Patients with the 'aggressive' form of multiple sclerosis accrue disability at an accelerated rate, typically reaching Expanded Disability Status Score (EDSS) >= 6 within 10 years of symptom onset. Several clinicodemographic factors have been associated with aggressive multiple sclerosis, but less research has focused on clinical markers that are present in the first year of disease.
The development of early predictive models of aggressive multiple sclerosis is essential to optimize treatment in this multiple sclerosis subtype. We evaluated whether patients who will develop aggressive multiple sclerosis can be identified based on early clinical markers.
We then replicated this analysis in an independent cohort. Patient data were obtained from the MSBase observational study.
Inclusion criteria were (i) first recorded disability score (EDSS) within 12 months of symptom onset; (ii) at least two recorded EDSS scores; and (iii) at least 10 years of observation time, based on time of last recorded EDSS score. Patients were classified as having 'aggressive multiple sclerosis' if all of the following criteria were met: (i) EDSS >= 6 reached within 10 years of symptom onset; (ii) EDSS >= 6 confirmed and sustained over >=6 months; and (iii) EDSS >= 6 sustained until the end of follow-up.
Clinical predictors included patient variables (sex, age at onset, baseline EDSS, disease duration at first visit) and recorded relapses in the first 12 months since disease onset (count, pyramidal signs, bowel-bladder symptoms, cerebellar signs, incomplete relapse recovery, steroid administration, hospitalization). Predictors were evaluated using Bayesian model averaging.

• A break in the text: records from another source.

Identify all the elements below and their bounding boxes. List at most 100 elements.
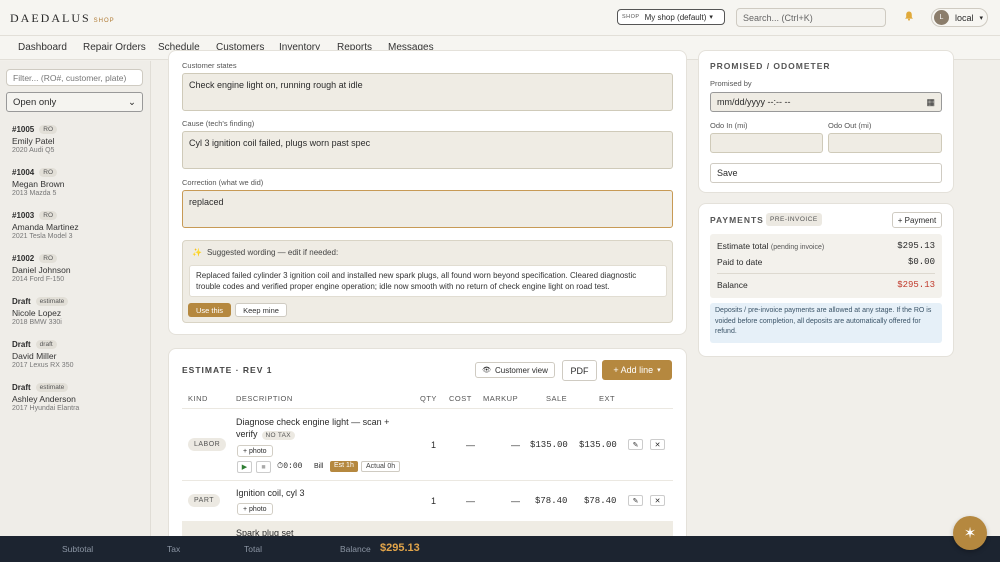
pdf-button[interactable]: PDF	[562, 360, 597, 381]
play-icon[interactable]: ▶	[237, 461, 252, 473]
timer-value: 0:00	[283, 462, 303, 471]
line-markup[interactable]: —	[511, 440, 520, 450]
assistant-fab[interactable]: ✶	[953, 516, 987, 550]
estimate-title: ESTIMATE · REV 1	[182, 365, 273, 375]
ro-vehicle: 2014 Ford F-150	[12, 276, 65, 283]
status-select[interactable]: Open only ⌄	[6, 92, 143, 112]
cause-field[interactable]: Cyl 3 ignition coil failed, plugs worn p…	[182, 131, 673, 169]
col-ext: EXT	[599, 394, 616, 403]
line-qty[interactable]: 1	[431, 440, 436, 450]
promised-label: Promised by	[710, 79, 752, 88]
line-cost[interactable]: —	[466, 440, 475, 450]
add-photo-button[interactable]: + photo	[237, 503, 273, 515]
shop-tag: SHOP	[622, 14, 640, 20]
estimate-total-row: Estimate total (pending invoice) $295.13	[717, 241, 935, 251]
ro-customer: Daniel Johnson	[12, 265, 71, 275]
user-menu[interactable]: L local ▾	[931, 8, 988, 27]
line-sale: $78.40	[535, 496, 568, 506]
status-value: Open only	[13, 97, 57, 108]
ro-list-item[interactable]: Draft draft David Miller 2017 Lexus RX 35…	[12, 340, 142, 369]
actual-hours-toggle[interactable]: Actual 0h	[361, 461, 401, 472]
no-tax-badge: NO TAX	[261, 431, 295, 440]
col-kind: KIND	[188, 394, 208, 403]
ro-badge: RO	[39, 125, 57, 134]
chevron-down-icon: ▾	[709, 14, 713, 21]
brand-logo[interactable]: DAEDALUS SHOP	[10, 11, 115, 26]
stop-icon[interactable]: ■	[256, 461, 271, 473]
ro-number: Draft	[12, 383, 31, 392]
cause-label: Cause (tech's finding)	[182, 119, 255, 128]
use-this-button[interactable]: Use this	[188, 303, 231, 317]
ro-number: Draft	[12, 297, 31, 306]
suggestion-heading: Suggested wording — edit if needed:	[206, 248, 339, 257]
est-hours-toggle[interactable]: Est 1h	[330, 461, 358, 472]
top-bar: DAEDALUS SHOP SHOP My shop (default) ▾ Se…	[0, 0, 1000, 36]
odo-out-input[interactable]	[828, 133, 942, 153]
search-input[interactable]: Search... (Ctrl+K)	[736, 8, 886, 27]
subtotal-label: Subtotal	[62, 544, 94, 554]
chevron-down-icon: ⌄	[128, 97, 136, 108]
save-button[interactable]: Save	[710, 163, 942, 183]
promised-title: PROMISED / ODOMETER	[710, 61, 831, 71]
ro-badge: RO	[39, 254, 57, 263]
customer-states-field[interactable]: Check engine light on, running rough at …	[182, 73, 673, 111]
ro-customer: Emily Patel	[12, 136, 55, 146]
customer-view-label: Customer view	[494, 365, 548, 375]
add-payment-button[interactable]: + Payment	[892, 212, 942, 228]
bill-label: Bill	[314, 463, 324, 470]
edit-icon[interactable]: ✎	[628, 495, 643, 506]
sparkle-icon: ✶	[963, 525, 977, 542]
estimate-total-value: $295.13	[897, 241, 935, 251]
avatar: L	[934, 10, 949, 25]
ro-number: #1002	[12, 254, 35, 263]
customer-view-button[interactable]: 👁 Customer view	[475, 362, 555, 378]
ro-badge: RO	[39, 211, 57, 220]
correction-field[interactable]: replaced	[182, 190, 673, 228]
odo-out-label: Odo Out (mi)	[828, 121, 872, 130]
paid-label: Paid to date	[717, 257, 763, 267]
add-line-label: + Add line	[613, 365, 654, 375]
paid-row: Paid to date $0.00	[717, 257, 935, 267]
promised-datetime-input[interactable]: mm/dd/yyyy --:-- -- ▦	[710, 92, 942, 112]
line-description[interactable]: Diagnose check engine light — scan + ver…	[236, 416, 416, 442]
suggestion-text[interactable]: Replaced failed cylinder 3 ignition coil…	[189, 265, 667, 297]
line-qty[interactable]: 1	[431, 496, 436, 506]
balance-label: Balance	[340, 544, 371, 554]
kind-badge: PART	[188, 494, 221, 507]
nav-dashboard[interactable]: Dashboard	[18, 42, 67, 53]
divider	[717, 273, 935, 274]
ro-list-item[interactable]: #1002 RO Daniel Johnson 2014 Ford F-150	[12, 254, 142, 283]
ro-list-item[interactable]: #1004 RO Megan Brown 2013 Mazda 5	[12, 168, 142, 197]
brand-sub: SHOP	[93, 18, 115, 24]
ro-list-item[interactable]: Draft estimate Nicole Lopez 2018 BMW 330i	[12, 297, 142, 326]
shop-value: My shop (default)	[644, 12, 707, 22]
odo-in-input[interactable]	[710, 133, 823, 153]
add-photo-button[interactable]: + photo	[237, 445, 273, 457]
ro-list-item[interactable]: #1003 RO Amanda Martinez 2021 Tesla Model…	[12, 211, 142, 240]
edit-icon[interactable]: ✎	[628, 439, 643, 450]
estimate-total-label: Estimate total	[717, 241, 769, 251]
ro-list-item[interactable]: Draft estimate Ashley Anderson 2017 Hyund…	[12, 383, 142, 412]
nav-repair-orders[interactable]: Repair Orders	[83, 42, 146, 53]
ro-badge: estimate	[35, 297, 69, 306]
line-description[interactable]: Ignition coil, cyl 3	[236, 488, 305, 498]
balance-label: Balance	[717, 280, 748, 290]
keep-mine-button[interactable]: Keep mine	[235, 303, 287, 317]
shop-select[interactable]: SHOP My shop (default) ▾	[617, 9, 725, 25]
line-markup[interactable]: —	[511, 496, 520, 506]
ro-badge: RO	[39, 168, 57, 177]
ro-list-item[interactable]: #1005 RO Emily Patel 2020 Audi Q5	[12, 125, 142, 154]
line-ext: $135.00	[579, 440, 617, 450]
line-timer: ⏱0:00	[277, 462, 302, 471]
close-icon[interactable]: ✕	[650, 495, 665, 506]
add-line-button[interactable]: + Add line ▾	[602, 360, 672, 380]
filter-input[interactable]: Filter... (RO#, customer, plate)	[6, 69, 143, 86]
bell-icon[interactable]	[904, 11, 914, 21]
close-icon[interactable]: ✕	[650, 439, 665, 450]
col-sale: SALE	[546, 394, 568, 403]
paid-value: $0.00	[907, 257, 935, 267]
chevron-down-icon: ▾	[979, 14, 984, 22]
line-cost[interactable]: —	[466, 496, 475, 506]
divider	[182, 408, 673, 409]
line-ext: $78.40	[584, 496, 617, 506]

Independent validation was performed using data from the Swedish Multiple Sclerosis Registry. Of the 2403 patients identified, 145 were classified as having aggressive multiple sclerosis (6%).
Bayesian model averaging identified three statistical predictors: age > 35 at symptom onset, EDSS >= 3 in the first year, and the presence of pyramidal signs in the first year. This model significantly predicted aggressive multiple sclerosis [area under the curve (AUC) = 0.80, 95% confidence intervals (CIs): 0.75, 0.84, positive predictive value = 0.15, negative predictive value = 0.98].

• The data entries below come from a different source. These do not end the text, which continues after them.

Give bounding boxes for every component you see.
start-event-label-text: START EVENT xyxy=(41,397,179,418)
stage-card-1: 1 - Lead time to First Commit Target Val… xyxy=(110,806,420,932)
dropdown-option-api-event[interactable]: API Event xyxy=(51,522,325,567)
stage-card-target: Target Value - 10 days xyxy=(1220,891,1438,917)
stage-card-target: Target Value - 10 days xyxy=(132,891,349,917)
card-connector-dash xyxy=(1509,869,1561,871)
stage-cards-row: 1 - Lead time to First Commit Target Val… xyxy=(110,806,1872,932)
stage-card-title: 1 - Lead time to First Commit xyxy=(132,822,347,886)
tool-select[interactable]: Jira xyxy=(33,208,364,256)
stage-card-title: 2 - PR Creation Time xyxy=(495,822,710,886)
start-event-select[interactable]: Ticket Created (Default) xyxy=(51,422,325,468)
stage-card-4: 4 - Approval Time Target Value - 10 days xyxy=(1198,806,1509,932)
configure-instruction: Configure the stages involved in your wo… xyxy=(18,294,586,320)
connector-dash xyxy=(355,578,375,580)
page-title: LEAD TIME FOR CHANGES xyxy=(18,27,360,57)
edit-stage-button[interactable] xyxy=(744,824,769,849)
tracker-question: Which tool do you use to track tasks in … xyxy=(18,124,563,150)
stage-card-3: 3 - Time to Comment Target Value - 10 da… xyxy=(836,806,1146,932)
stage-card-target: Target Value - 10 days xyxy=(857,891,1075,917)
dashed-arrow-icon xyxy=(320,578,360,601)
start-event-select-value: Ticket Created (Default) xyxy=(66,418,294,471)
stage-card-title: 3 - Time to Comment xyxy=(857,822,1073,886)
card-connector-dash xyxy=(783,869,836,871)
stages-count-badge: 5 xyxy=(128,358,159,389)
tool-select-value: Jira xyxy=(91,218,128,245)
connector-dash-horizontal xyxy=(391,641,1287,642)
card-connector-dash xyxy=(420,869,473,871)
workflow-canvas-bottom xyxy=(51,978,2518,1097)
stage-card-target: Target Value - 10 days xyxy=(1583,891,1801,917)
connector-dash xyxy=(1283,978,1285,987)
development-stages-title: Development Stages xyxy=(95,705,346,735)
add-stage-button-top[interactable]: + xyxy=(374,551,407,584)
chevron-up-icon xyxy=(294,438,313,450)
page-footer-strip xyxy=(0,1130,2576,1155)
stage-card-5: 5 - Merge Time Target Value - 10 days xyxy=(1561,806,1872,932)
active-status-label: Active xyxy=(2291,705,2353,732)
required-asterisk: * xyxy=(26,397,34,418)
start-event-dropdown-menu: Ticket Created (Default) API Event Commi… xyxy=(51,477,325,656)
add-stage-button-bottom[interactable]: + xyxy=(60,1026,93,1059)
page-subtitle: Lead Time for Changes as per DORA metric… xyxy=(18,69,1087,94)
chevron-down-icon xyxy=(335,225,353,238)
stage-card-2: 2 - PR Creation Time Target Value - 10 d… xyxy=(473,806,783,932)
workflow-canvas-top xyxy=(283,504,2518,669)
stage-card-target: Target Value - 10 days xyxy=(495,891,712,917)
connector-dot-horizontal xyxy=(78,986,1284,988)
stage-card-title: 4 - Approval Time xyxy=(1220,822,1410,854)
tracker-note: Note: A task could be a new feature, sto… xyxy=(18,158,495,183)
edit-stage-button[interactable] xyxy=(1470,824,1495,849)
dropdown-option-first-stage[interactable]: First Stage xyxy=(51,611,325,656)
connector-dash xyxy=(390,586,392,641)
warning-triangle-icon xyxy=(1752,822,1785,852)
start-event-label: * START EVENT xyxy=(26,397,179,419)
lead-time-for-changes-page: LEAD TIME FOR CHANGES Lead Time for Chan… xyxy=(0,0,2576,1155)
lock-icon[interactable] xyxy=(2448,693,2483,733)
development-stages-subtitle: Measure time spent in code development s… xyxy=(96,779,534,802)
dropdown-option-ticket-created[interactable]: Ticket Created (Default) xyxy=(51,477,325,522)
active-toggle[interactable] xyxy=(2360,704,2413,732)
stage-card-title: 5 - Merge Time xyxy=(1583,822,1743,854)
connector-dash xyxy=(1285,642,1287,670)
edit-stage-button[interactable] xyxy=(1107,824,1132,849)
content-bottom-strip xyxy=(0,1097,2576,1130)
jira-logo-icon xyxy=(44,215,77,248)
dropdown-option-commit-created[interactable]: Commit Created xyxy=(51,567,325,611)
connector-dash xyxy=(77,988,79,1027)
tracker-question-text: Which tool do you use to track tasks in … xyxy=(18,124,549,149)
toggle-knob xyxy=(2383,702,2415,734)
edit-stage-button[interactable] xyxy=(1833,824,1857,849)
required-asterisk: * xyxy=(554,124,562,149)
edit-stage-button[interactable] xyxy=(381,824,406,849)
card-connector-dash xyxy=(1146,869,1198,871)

The presence of all three signs was strongly predictive, with 32% of such patients meeting aggressive disease criteria. The absence of all three signs was associated with a 1.4% risk.

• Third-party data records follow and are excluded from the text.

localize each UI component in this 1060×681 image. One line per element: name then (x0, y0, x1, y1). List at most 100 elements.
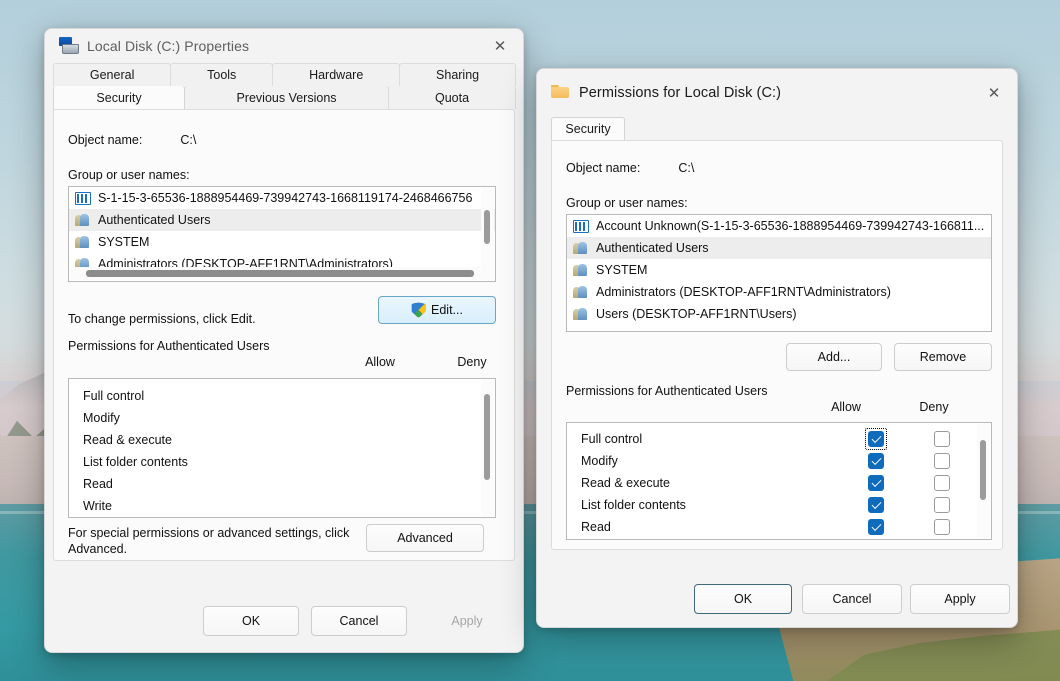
allow-cell[interactable] (843, 519, 909, 535)
allow-checkbox[interactable] (868, 497, 884, 513)
cancel-button[interactable]: Cancel (802, 584, 902, 614)
scrollbar-thumb[interactable] (86, 270, 474, 277)
permission-name: Modify (567, 454, 843, 468)
list-item[interactable]: Users (DESKTOP-AFF1RNT\Users) (567, 303, 991, 325)
allow-cell[interactable] (843, 428, 909, 450)
permissions-title: Permissions for Local Disk (C:) (579, 85, 781, 101)
apply-button[interactable]: Apply (910, 584, 1010, 614)
scrollbar-thumb[interactable] (484, 394, 490, 480)
list-item[interactable]: Authenticated Users (69, 209, 495, 231)
table-row[interactable]: Read (567, 516, 991, 538)
table-row[interactable]: Write (567, 538, 991, 540)
table-row[interactable]: Full control (567, 428, 991, 450)
permissions-footer: OK Cancel Apply (537, 567, 1017, 627)
table-row[interactable]: Modify (69, 407, 495, 429)
deny-cell[interactable] (909, 453, 975, 469)
ok-button[interactable]: OK (694, 584, 792, 614)
users-icon (573, 285, 589, 299)
users-icon (75, 213, 91, 227)
users-icon (75, 235, 91, 249)
tab-security[interactable]: Security (53, 86, 185, 109)
table-row[interactable]: Read (69, 473, 495, 495)
column-header-deny: Deny (442, 355, 502, 369)
scrollbar-thumb[interactable] (980, 440, 986, 500)
tab-quota[interactable]: Quota (388, 86, 516, 109)
local-disk-properties-dialog: Local Disk (C:) Properties ✕ General Too… (44, 28, 524, 653)
tab-general[interactable]: General (53, 63, 171, 86)
allow-checkbox[interactable] (868, 453, 884, 469)
focus-ring (865, 428, 887, 450)
permission-name: Read (567, 520, 843, 534)
folder-icon (551, 84, 569, 102)
deny-cell[interactable] (909, 475, 975, 491)
permission-name: Full control (69, 389, 495, 403)
table-row[interactable]: Full control (69, 385, 495, 407)
properties-tabstrip: General Tools Hardware Sharing Security … (45, 63, 523, 109)
group-list-horizontal-scrollbar[interactable] (70, 267, 494, 280)
cancel-button[interactable]: Cancel (311, 606, 407, 636)
scrollbar-thumb[interactable] (484, 210, 490, 244)
deny-checkbox[interactable] (934, 453, 950, 469)
table-row[interactable]: List folder contents (69, 451, 495, 473)
list-item[interactable]: Account Unknown(S-1-15-3-65536-188895446… (567, 215, 991, 237)
shield-icon (411, 302, 426, 318)
allow-checkbox[interactable] (868, 431, 884, 447)
group-or-user-names-list[interactable]: S-1-15-3-65536-1888954469-739942743-1668… (68, 186, 496, 282)
table-row[interactable]: Write (69, 495, 495, 517)
allow-cell[interactable] (843, 453, 909, 469)
tab-security[interactable]: Security (551, 117, 625, 140)
object-name-label: Object name: (68, 133, 142, 147)
deny-checkbox[interactable] (934, 431, 950, 447)
deny-cell[interactable] (909, 431, 975, 447)
advanced-button[interactable]: Advanced (366, 524, 484, 552)
permissions-list[interactable]: Full control Modify Read & execute List … (68, 378, 496, 518)
table-row[interactable]: List folder contents (567, 494, 991, 516)
object-name-value: C:\ (180, 133, 196, 147)
permission-name: Read (69, 477, 495, 491)
permissions-for-label: Permissions for Authenticated Users (68, 338, 298, 354)
permissions-tabrow: Security (551, 117, 1003, 140)
group-or-user-names-list[interactable]: Account Unknown(S-1-15-3-65536-188895446… (566, 214, 992, 332)
table-row[interactable]: Read & execute (567, 472, 991, 494)
group-or-user-names-label: Group or user names: (566, 196, 688, 210)
allow-checkbox[interactable] (868, 519, 884, 535)
deny-checkbox[interactable] (934, 519, 950, 535)
table-row[interactable]: Read & execute (69, 429, 495, 451)
list-item-label: Authenticated Users (98, 213, 211, 227)
properties-titlebar: Local Disk (C:) Properties ✕ (45, 29, 523, 63)
permissions-vertical-scrollbar[interactable] (481, 380, 494, 516)
table-row[interactable]: Modify (567, 450, 991, 472)
edit-button-label: Edit... (431, 303, 463, 317)
close-icon[interactable]: ✕ (477, 29, 523, 63)
tab-previous-versions[interactable]: Previous Versions (184, 86, 389, 109)
list-item[interactable]: S-1-15-3-65536-1888954469-739942743-1668… (69, 187, 495, 209)
column-header-allow: Allow (816, 400, 876, 414)
edit-button[interactable]: Edit... (378, 296, 496, 324)
permissions-vertical-scrollbar[interactable] (977, 424, 990, 538)
allow-cell[interactable] (843, 475, 909, 491)
permissions-for-label: Permissions for Authenticated Users (566, 383, 796, 399)
permission-name: Read & execute (567, 476, 843, 490)
sid-icon (75, 192, 91, 205)
deny-cell[interactable] (909, 519, 975, 535)
remove-button[interactable]: Remove (894, 343, 992, 371)
permissions-list[interactable]: Full control Modify (566, 422, 992, 540)
tab-tools[interactable]: Tools (170, 63, 273, 86)
list-item[interactable]: SYSTEM (567, 259, 991, 281)
allow-cell[interactable] (843, 497, 909, 513)
permission-name: Modify (69, 411, 495, 425)
allow-checkbox[interactable] (868, 475, 884, 491)
list-item[interactable]: SYSTEM (69, 231, 495, 253)
add-button[interactable]: Add... (786, 343, 882, 371)
deny-checkbox[interactable] (934, 497, 950, 513)
close-icon[interactable]: ✕ (971, 69, 1017, 117)
deny-checkbox[interactable] (934, 475, 950, 491)
column-header-deny: Deny (904, 400, 964, 414)
list-item[interactable]: Authenticated Users (567, 237, 991, 259)
tab-hardware[interactable]: Hardware (272, 63, 400, 86)
list-item[interactable]: Administrators (DESKTOP-AFF1RNT\Administ… (567, 281, 991, 303)
ok-button[interactable]: OK (203, 606, 299, 636)
tab-sharing[interactable]: Sharing (399, 63, 516, 86)
deny-cell[interactable] (909, 497, 975, 513)
permissions-tab-panel: Object name: C:\ Group or user names: Ac… (551, 140, 1003, 550)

Of the 556 eligible patients in the Swedish Multiple Sclerosis Registry cohort, 34 (6%) met criteria for aggressive multiple sclerosis. The combination of all three signs was also predictive in this cohort (AUC = 0.75, 95% CIs: 0.66, 0.84, positive predictive value = 0.15, negative predictive value = 0.97).
Taken together, these findings suggest that older age at symptom onset, greater disability during the first year, and pyramidal signs in the first year are early indicators of aggressive multiple sclerosis.